I have a list of 'ids':
ids = [None, '20160928a', '20160929a', ... ]
and another list of certain 'ids' that I found were duplicate ids using fuzzywuzzy:
repeat_offenders = ['20160928a', '20161115a', '20161121a', ... ]
I would like to use fuzzywuzzy again to create a list of lists that contains lists of where (by index) the duplicate ids are located within the list 'ids'. So the output would look something like this (and because they are duplicates each list within the list would contain at least two elements:
collected_ids = [[0,5,700], [6,3], [4,826,12]]

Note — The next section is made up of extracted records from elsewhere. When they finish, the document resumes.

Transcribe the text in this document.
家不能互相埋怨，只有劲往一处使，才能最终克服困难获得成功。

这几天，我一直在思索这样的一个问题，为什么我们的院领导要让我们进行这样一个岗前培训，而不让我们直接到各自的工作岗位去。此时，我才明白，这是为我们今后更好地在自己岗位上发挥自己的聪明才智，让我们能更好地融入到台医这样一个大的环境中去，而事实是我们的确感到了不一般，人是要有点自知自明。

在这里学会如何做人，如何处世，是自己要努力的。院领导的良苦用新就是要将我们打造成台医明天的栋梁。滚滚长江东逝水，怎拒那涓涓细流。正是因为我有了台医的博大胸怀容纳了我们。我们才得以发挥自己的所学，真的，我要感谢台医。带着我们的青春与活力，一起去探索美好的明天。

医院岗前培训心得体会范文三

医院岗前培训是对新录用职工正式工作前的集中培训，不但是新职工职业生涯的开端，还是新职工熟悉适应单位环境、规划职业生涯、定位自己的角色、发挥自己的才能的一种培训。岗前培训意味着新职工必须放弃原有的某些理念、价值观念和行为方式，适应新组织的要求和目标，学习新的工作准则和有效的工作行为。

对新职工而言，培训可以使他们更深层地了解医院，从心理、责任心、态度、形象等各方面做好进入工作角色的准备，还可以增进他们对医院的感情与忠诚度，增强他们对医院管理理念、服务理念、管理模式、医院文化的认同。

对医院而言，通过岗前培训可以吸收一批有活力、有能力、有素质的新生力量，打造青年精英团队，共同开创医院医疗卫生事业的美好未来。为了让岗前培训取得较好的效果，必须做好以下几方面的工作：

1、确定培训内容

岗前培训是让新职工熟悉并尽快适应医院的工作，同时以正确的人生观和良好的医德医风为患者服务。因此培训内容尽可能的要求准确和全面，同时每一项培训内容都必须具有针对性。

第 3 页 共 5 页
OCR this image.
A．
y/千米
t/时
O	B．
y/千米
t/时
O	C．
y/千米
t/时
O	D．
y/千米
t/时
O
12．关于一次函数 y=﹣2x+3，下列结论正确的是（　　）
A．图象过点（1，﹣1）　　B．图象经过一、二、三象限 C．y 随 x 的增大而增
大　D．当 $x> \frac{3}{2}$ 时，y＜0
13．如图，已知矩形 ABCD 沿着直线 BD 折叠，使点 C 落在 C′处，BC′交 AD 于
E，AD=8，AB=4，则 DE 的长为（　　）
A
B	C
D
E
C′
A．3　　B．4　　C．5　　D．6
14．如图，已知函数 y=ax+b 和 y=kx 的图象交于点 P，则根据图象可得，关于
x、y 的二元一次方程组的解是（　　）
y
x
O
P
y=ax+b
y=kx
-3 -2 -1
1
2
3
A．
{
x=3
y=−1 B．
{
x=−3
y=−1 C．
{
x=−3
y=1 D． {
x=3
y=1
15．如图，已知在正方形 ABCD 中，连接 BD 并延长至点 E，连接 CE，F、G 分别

My attempt, which currently only returns the ids not the location of the id:
collected_urls = []
for offender in repeat_offenders[:10]:
best_match = process.extract(offender, ids)
collection = []
for match in best_match:
if match[1] > 95:
collection.append(match[0])
else:
pass
collected_urls.append(collection)
Update, my attempt at using Moe's answer to find/group exact matches:
idz = ids
collected_ids = []
for i in range(len(idz)):
tmp = [i]
for j in range(len(ids)):
if idz[i] == idz[j] and i != j:
tmp.append(j)
del j
if len(tmp) > 1:
collected_ids.append(tmp)
del i